- Theatrical release poster
- Directed by: S. A. Chandrasekaran
- Written by: S. P. Rajkumar (Dialogues)
- Screenplay by: S. A. Chandrasekaran
- Story by: Shanmugapriyan
- Produced by: C. V. Rajendran
- Starring: Sivaji Ganesan Vijay Simran Saroja Devi
- Cinematography: Selva. R
- Edited by: B. S. Vasu Saleem
- Music by: Deva
- Production company: Shree Ganesh Vision
- Release date: 4 July 1997;
- Running time: 161 minutes
- Country: India
- Language: Tamil
- Budget: ₹50 lakh
- Box office: ₹8.95 crore

= Once More (1997 film) =

1997 Indian film

Once More is a 1997 Indian Tamil-language romantic comedy film directed by S. A. Chandrasekaran. The film stars Sivaji Ganesan, Vijay, Simran and Saroja Devi in the lead roles, while Manivannan, Charle, S. S. Chandran and Anju Aravind play supporting roles. It incorporates footage from Iruvar Ullam (1963) as flashback scenes of Ganesan and Saroja.

Once More was released on 4 July 1997 and became a commercial success. It was remade in Telugu as Daddy Daddy (1998).

== Plot ==
Vijay, a young businessman whose only aim in life is to have fun, is the managing director of a big tea estate in Ooty. His company suffers a big loss due to his mismanagement. Vijay spends most of his time partying and flirting with girls.

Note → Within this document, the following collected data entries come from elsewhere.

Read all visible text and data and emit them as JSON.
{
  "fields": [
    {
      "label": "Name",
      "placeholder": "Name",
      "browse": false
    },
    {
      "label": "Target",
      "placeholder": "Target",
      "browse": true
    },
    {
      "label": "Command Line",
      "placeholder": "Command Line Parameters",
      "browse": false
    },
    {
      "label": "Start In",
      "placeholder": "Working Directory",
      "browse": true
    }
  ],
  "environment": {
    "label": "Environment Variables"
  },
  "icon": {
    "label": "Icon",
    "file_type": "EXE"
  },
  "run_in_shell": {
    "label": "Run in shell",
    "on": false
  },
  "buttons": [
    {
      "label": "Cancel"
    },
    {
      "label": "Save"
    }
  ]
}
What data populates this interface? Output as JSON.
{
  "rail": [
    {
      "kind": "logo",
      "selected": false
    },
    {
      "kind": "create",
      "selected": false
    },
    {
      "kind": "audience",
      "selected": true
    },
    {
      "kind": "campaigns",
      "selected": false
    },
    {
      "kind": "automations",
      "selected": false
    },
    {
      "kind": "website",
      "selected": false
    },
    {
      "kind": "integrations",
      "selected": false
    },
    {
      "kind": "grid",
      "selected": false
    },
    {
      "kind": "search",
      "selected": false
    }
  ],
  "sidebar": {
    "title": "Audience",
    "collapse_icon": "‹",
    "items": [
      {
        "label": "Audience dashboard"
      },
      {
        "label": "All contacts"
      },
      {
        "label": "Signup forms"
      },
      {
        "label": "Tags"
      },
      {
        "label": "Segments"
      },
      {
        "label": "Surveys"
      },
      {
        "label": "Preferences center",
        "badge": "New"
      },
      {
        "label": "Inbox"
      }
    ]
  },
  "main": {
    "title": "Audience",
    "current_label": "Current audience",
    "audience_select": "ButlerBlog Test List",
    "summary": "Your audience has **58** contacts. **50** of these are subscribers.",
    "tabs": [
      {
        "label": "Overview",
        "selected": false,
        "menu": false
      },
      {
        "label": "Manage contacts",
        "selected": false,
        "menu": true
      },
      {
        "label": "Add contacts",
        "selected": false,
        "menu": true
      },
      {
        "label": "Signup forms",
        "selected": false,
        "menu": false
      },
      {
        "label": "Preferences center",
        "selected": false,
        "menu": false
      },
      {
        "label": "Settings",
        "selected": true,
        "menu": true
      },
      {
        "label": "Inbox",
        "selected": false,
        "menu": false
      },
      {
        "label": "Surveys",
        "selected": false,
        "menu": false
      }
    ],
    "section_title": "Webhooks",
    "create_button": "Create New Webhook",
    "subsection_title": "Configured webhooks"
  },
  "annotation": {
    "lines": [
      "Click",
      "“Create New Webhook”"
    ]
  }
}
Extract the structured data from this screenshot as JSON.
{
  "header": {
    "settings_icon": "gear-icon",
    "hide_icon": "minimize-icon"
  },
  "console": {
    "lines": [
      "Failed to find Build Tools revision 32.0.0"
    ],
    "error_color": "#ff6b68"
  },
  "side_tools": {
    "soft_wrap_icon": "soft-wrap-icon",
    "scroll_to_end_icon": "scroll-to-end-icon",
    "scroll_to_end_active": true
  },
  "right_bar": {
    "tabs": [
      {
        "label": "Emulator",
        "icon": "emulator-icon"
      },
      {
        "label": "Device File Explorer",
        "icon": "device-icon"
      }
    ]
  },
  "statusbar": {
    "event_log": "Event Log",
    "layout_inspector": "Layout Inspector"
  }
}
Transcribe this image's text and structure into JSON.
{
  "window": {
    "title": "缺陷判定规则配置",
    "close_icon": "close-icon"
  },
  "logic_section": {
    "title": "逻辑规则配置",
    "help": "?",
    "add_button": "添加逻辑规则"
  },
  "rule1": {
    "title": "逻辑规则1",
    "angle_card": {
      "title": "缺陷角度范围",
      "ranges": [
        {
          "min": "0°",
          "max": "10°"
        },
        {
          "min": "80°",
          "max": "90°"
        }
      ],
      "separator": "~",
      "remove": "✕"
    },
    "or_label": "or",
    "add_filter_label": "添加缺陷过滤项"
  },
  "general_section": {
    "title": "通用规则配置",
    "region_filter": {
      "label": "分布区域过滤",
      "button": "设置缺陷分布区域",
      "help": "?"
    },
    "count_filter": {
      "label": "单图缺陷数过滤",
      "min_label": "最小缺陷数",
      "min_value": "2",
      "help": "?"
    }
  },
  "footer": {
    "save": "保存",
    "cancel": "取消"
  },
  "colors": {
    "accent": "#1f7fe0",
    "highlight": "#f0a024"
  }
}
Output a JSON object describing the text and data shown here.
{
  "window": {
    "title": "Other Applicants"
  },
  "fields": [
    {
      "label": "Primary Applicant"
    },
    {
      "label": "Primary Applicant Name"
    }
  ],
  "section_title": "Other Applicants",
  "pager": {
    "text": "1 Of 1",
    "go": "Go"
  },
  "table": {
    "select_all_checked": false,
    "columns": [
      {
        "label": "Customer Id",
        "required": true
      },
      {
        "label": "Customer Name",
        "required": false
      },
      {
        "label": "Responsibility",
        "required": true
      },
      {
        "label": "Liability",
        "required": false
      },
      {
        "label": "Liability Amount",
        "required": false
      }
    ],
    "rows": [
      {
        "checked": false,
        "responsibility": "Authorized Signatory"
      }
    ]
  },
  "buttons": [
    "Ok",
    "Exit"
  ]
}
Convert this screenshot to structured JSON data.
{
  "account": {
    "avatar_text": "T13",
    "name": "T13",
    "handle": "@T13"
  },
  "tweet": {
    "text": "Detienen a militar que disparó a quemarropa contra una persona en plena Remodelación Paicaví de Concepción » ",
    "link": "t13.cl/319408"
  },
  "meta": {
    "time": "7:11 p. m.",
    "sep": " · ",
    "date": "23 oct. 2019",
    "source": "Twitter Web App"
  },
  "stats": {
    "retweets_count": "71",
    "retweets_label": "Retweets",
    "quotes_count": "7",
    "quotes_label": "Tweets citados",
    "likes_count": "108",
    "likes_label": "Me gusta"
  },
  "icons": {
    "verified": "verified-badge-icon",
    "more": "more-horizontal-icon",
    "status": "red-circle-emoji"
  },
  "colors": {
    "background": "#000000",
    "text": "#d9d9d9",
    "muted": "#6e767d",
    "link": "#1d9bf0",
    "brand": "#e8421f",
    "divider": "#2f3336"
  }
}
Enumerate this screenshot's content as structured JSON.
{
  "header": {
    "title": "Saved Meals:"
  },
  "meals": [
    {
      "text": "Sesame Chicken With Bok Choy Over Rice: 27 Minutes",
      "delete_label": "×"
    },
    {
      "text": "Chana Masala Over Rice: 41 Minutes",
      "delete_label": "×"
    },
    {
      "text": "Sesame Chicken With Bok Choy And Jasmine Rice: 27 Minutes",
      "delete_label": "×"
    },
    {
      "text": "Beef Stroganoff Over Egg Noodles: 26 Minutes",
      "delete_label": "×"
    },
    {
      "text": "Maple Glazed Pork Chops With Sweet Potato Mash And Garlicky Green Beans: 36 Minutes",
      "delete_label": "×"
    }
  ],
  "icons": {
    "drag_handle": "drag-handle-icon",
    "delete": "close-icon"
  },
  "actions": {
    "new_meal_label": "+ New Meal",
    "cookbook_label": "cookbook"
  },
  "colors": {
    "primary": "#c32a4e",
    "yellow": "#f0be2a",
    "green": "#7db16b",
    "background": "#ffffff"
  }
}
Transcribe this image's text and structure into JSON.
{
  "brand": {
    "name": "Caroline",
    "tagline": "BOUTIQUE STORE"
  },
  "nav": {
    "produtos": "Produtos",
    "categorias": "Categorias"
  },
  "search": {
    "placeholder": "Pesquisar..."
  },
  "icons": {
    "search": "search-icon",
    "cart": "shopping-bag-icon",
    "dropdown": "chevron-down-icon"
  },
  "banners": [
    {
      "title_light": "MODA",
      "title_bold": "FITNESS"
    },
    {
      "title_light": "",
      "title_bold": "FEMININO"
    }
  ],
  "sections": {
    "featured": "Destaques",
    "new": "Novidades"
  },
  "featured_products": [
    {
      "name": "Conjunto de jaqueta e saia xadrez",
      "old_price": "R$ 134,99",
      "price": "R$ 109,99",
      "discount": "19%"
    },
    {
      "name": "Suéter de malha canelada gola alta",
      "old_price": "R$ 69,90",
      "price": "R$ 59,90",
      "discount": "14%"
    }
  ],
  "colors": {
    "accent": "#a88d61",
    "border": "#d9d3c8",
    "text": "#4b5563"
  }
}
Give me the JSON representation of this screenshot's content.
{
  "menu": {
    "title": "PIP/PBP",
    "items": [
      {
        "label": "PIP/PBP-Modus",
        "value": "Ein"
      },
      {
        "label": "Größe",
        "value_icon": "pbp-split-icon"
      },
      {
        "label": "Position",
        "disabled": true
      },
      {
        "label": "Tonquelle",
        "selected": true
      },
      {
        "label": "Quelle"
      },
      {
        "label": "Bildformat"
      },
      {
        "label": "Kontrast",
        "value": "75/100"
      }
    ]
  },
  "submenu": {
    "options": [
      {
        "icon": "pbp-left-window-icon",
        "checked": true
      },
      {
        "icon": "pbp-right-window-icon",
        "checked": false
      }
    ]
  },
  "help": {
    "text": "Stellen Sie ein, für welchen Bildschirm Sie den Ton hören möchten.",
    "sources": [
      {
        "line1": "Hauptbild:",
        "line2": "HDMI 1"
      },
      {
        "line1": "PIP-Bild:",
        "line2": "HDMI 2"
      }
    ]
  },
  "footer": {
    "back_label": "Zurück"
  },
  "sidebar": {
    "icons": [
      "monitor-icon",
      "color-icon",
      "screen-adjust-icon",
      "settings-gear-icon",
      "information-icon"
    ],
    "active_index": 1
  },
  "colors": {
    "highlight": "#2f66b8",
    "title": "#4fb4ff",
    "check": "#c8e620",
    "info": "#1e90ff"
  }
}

To manage the loss to his company, Vijay invites his father Rajashekar, who is in the United States, to come to India to sign some documents. Unfortunately, Rajashekar dies in a plane crash on his way to India. Vijay's maternal uncle Ashok comes up with the idea of having another elderly person act as Vijay's father for a while until the documents are signed. They visit a senior home in Coimbatore, where they meet Selvam, one of the residents, and they request him to act as Vijay's father. He agrees to it and starts acting as Vijay's father.

Selvam observes Vijay's careless, easy-going lifestyle and is reminded of his own youth when he used to be like Vijay. Selvam is very affectionate towards Vijay and starts to consider him his son. Vijay finds out about Selvam's past life, that Selvam was married to Shantha, and they have been living separately for the past 34 years. He wants them to reunite, so he searches and finds Shantha's whereabouts. Meanwhile, Kavitha joins Vijay's company and talks to Vijay in her own style. Kavitha's beauty knocks Vijay out, and he falls in love with her. Then, their love gets into trouble because of Kavitha's mother. Now, Vijay tries to unite Selvam and Shantha, while in return, Selvam tries to unite Vijay and Kavitha. Kavitha first tries to kill Vijay to avenge her sister Anju, who committed suicide due to Vijay rejecting her love for him. But through Ashok and Selvam, Kavitha understands Vijay's good heart and reunites with him. Also, Selvam and Shantha meet once again and get married 'Once More'. The film hence ends with a happy note.

== Production ==
The director, S. A. Chandrasekhar, convinced Sivaji Ganesan to feature in the film after Sathya Sai Baba told him to continue acting for this role. Scenes from Iruvar Ullam (1963) were also featured extensively in the film, being used as flashback scenes depicting the backstory of Ganesan and B. Saroja Devi's characters. Saroja Devi considered Once More to be a sequel to Iruvar Ullam.

The film marked one of the two debuts of actress Simran in Tamil cinema, with Once More and her other film, V.I.P. both releasing on 4 July 1997. Simran had earlier rejected Tamil films including Bharathiraja's proposed Siragugal Murivathillai, and had garnered popularity in the Tamil film industry prior to the release of her first film. She worked on Once More alongside her commitments for V.I.P., Nerrukku Ner (1997) and Poochudava (1997).

== Soundtrack ==
The soundtrack was composed by Deva. The audio rights were acquired by Pyramid Audio and Music Master.

Tracklist
| No. | Title | Lyrics | Artist(s) | Length |
|---|---|---|---|---|
| 1. | "Chinna Chinna Kaadhal" | Vairamuthu | Malaysia Vasudevan, Krishnaraj, Deva, Anuradha Sriram | 05:46 |
| 2. | "Malargale" | Vairamuthu | S. N. Surendar, Anuradha Sriram | 05:21 |
| 3. | "Ooty Malai Beauty" | Palani Bharathi | Mano, Swarnalatha | 05:01 |
| 4. | "Oormila Oormila" | Vairamuthu | Vijay, Shoba Chandrasekhar | 04:46 |
| 5. | "Poove Poove Penpoove" | Vairamuthu | S. N. Surendar, K. S. Chitra | 05:07 |
| Total length: |  |  |  | 26:21 |

== Critical reception ==
K. N. Vijiyan New Straits Times wrote that the film was a good family entertainer. Ananda Vikatan rated the film 39 out of 100.